Risk Adjusted Performance | (0.1) | |||
Market Risk Adjusted Performance | (1.70) | |||
Mean Deviation | 1.18 | |||
Coefficient Of Variation | (759.41) | |||
Standard Deviation | 1.76 | |||
Variance | 3.08 | |||
Information Ratio | (0.21) |
Please note, the risk measures we provide can be used independently or collectively to perform a risk assessment. When comparing two potential etfs, we recommend comparing similar etfs with homogenous growth potential and valuation from related markets to determine which investment holds the most risk.

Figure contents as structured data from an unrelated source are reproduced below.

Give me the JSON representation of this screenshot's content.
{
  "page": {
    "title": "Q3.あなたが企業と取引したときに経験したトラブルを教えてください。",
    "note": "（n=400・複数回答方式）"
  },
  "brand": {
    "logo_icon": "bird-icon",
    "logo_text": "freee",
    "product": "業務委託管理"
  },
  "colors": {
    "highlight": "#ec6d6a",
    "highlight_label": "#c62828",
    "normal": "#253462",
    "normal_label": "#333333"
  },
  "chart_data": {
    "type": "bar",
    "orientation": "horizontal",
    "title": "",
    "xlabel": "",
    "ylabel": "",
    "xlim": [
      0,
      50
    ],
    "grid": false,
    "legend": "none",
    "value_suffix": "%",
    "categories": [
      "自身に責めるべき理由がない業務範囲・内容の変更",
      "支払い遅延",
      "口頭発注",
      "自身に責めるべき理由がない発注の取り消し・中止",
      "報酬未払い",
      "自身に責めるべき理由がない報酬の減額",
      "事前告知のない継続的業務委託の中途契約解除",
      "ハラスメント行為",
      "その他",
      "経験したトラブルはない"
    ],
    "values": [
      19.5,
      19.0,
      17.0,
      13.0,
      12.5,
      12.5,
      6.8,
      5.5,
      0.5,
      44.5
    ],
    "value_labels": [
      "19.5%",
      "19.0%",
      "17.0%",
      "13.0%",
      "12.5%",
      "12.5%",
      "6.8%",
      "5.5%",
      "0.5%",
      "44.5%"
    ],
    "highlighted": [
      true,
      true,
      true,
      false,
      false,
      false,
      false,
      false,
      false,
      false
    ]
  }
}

HCA Holdings Suggested Diversification Pairs
Pair trading is one of the very effective strategies used by professional day traders and hedge funds capitalizing on short-time and mid-term market inefficiencies. The approach is based on the fact that the ratio of prices of two correlating shares is long-term stable and oscillates around the average value. If the correlation ratio comes outside the common area, you can speculate with a high success rate that the ratio will return to the mean value and collect a profit.
The effect of pair diversification on risk is to reduce it, but we should note this doesn't apply to all risk types. When we trade pairs against HCA Holdings as a counterpart, there is always some inherent risk that will never be diversified away no matter what. This volatility limits the effect of tactical diversification using pair trading. HCA Holdings' systematic risk is the inherent uncertainty of the entire market, and therefore cannot be mitigated even by pair-trading it against the equity that is not highly correlated to it. On the other hand, HCA Holdings' unsystematic risk describes the types of risk that we can protect against, at least to some degree, by selecting a matching pair that is not perfectly correlated to HCA Holdings.
Other Information on Investing in HCA Etf
HCA Holdings financial ratios help investors to determine whether HCA Etf is cheap or expensive when compared to a particular measure, such as profits or enterprise value. In other words, they help investors to determine the cost of investment in HCA with respect to the benefits of owning HCA Holdings security.